While in New York last month, I went by to visit the building. It was a Saturday and it was covered in scaffolding and locked up tight, the windows too obscured to offer a clue to the activity they now contained. Peering through the front door, I guessed it had all been converted to office space. The lobby had been gutted to shiny, modernist angularity, with broad steps and a long black oblong of a guard’s desk. A security turnstile separated the gleaming lobby from the elevators. But there, just to the right of the desk, was the door to the shop, as unassuming as ever. Outside, a plaque affixed to the polished granite facade tells the story of the 1911 building’s construction as home to manufacturer of candy and chocolate. There’s no external monument to the sweet lives it once supported and sustained, so I’m trying to provide a small one here.
*Not her real name. None of the names used here are true – except for Beast. That actually was his nickname, and I can’t do better than that. I’m inconsistent about this, I know! Just, hang with me while I figure it out.
Summer’s over; life is getting hectic — and it’s all good, for the most part. There are new projects bubbling under that I’m looking forward to sharing with you when the time is right. But in the meantime, did you see this article in the New York Times about older adults flocking to ballet? I feel so trendy! I’m grateful to be in a multigenerational class, and not one restricted to “Silver Swans,” but I endorse the message of this piece — though I wish the photos truly reflected a range of body sizes and abilities. My weekly ballet class continues to be a profound part of healing from the trauma of cancer, both physically and psychologically. I wish I could go every day.

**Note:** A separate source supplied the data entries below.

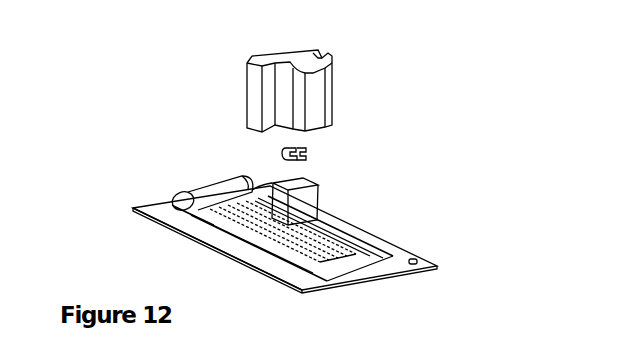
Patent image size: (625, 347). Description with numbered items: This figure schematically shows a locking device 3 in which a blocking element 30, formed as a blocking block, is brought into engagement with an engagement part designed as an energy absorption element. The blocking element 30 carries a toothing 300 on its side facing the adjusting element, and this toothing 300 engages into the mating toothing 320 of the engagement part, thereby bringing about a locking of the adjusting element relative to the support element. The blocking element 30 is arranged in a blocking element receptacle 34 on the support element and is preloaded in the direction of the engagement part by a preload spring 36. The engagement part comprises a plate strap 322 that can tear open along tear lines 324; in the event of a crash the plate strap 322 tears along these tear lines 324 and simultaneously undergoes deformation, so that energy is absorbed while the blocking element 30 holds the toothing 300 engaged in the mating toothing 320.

The locking device 3 is at (402, 101).
The blocking element 30 is at (300, 200).
The blocking element receptacle 34 is at (307, 98).
The preload spring 36 is at (308, 154).
The toothing 300 is at (198, 224).
The mating toothing 320 is at (357, 245).
The plate strap 322 is at (172, 195).
The tear lines 324 is at (133, 207).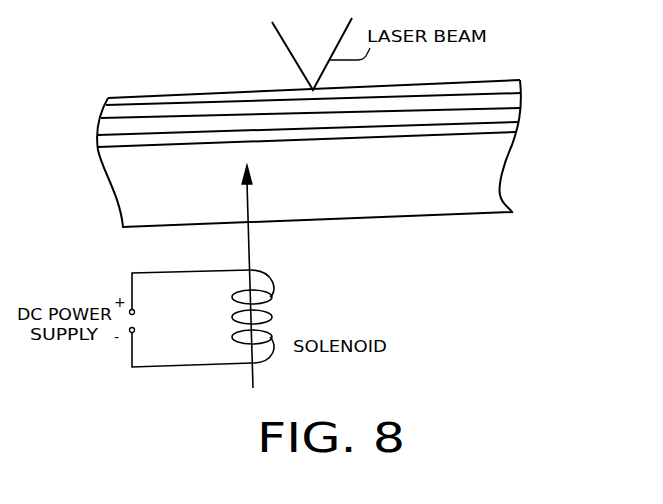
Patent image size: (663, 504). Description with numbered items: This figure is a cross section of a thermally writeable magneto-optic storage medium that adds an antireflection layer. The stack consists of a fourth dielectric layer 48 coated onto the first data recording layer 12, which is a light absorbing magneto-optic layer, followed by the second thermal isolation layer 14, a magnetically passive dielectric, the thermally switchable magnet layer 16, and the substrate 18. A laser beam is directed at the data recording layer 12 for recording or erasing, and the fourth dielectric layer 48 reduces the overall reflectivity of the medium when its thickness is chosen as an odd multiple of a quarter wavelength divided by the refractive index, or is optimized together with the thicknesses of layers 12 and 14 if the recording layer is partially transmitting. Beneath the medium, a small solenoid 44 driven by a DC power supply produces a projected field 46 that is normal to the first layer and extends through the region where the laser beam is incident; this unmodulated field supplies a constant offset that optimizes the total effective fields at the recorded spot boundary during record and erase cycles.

The fourth dielectric layer 48 is at (518, 80).
The first data recording layer 12 is at (515, 97).
The second thermal isolation layer 14 is at (515, 110).
The thermally switchable magnet layer 16 is at (512, 127).
The substrate 18 is at (498, 163).
The projected field 46 is at (250, 250).
The solenoid 44 is at (272, 312).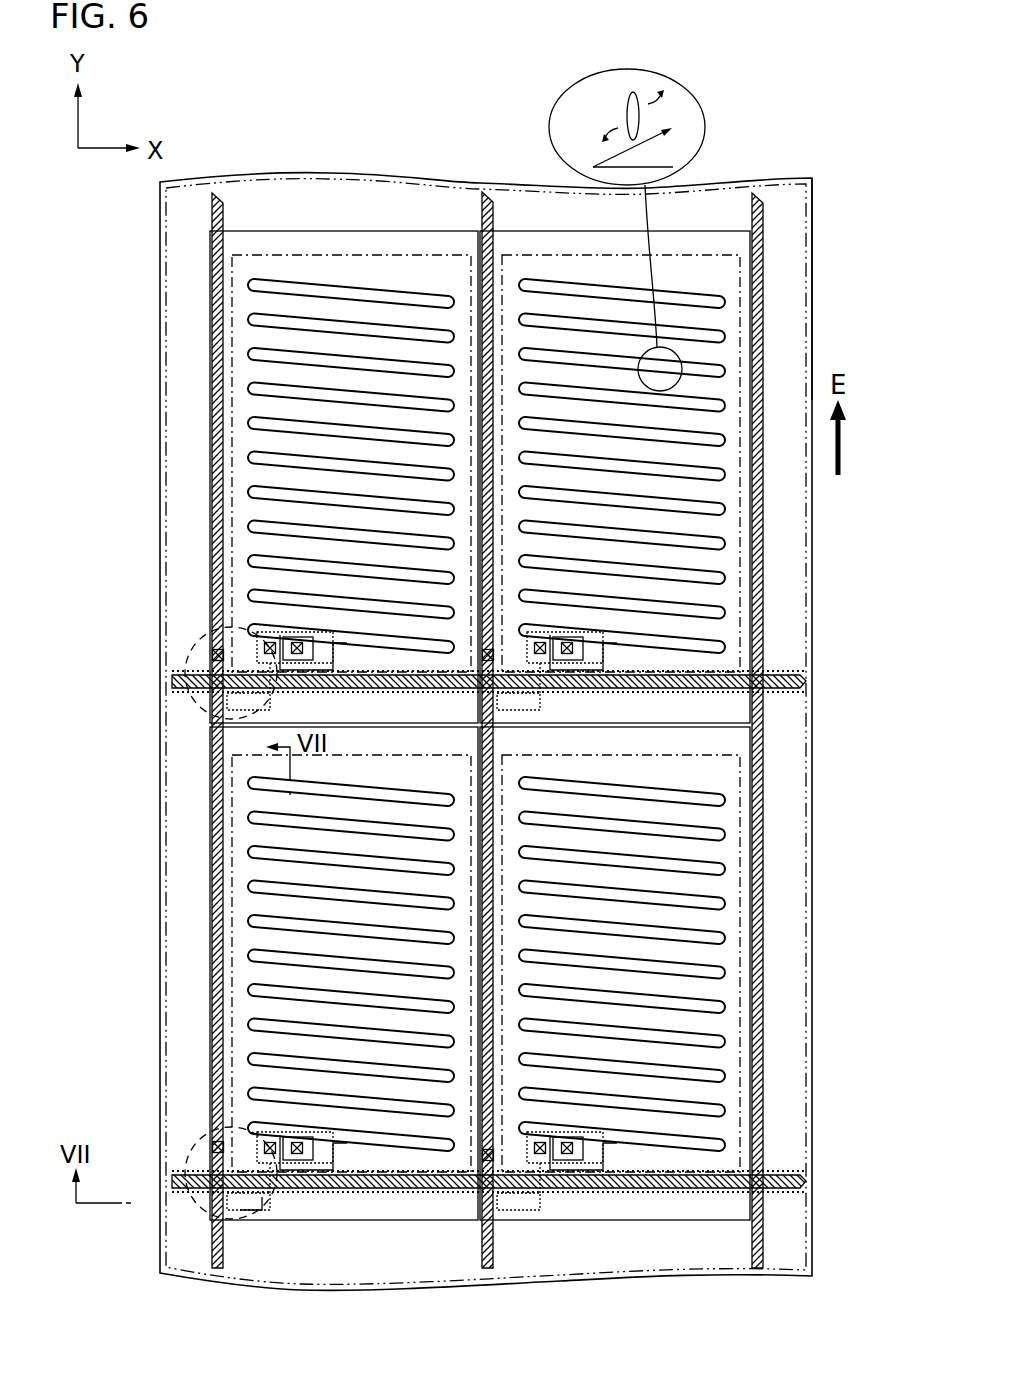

Martha, I was going to write-mumble something about how you got me really "seeing" the characters in action, but Dave got there sooner and with more clarity.
Oh well, how long before you get sick of me telling you how well you write? [As if I didn't know the answer that.] Anyway, you reminded me of a point I made in an essay about writing once--that unlike what we're taught [avoid jargon!] jargon [i.e. the names of things used by the insiders who use them] is remarkably effective in establishing one's bone fides as someone who needs to be listened to [so long as your point isn't simply to show the reader how smart you are] . . . besides which the words themselves have a tang of otherness and are often a breath of fresh air in a roomful of ordinary words. In another place--maybe a different essay?--I made the point that it's OK to take a solo once in a while, a dazzling little riff that, if you did it all the time, would sink the writing, but when done spur of the moment, in a spirit of play or writerly excess is fun. So I was thinking of those two points (not that your piece demonstrates the latter, but the example I'm about to copy in does and the "using jargon" note reminded me of it)--it's from Annie Proulx's, Accordion Crimes [one of those novels that follows an object through time]:
He had cut the grille with a jeweler’s saw from a sheet of brass, worked a design of peacocks and olive leaves. The hasps and escutcheons that fastened the bellows frames to the case ends, the brass screws, the zinc reed plate, the delicate axle, the reeds themselves of steel, and the aged Circassian walnut for the case, he had purchased all of these. But he had construct-ed and fashioned the rest: the V-shaped wire springs with their curled eyes that lay under the keys and returned them to position in the wake of stamping fingers, the buttons, the palette rods. The trenched bellows, the leather valves and gaskets, the skived kidskin gussets . . .
In the essay, I think I followed this with: "skived kidskin gussets"!!!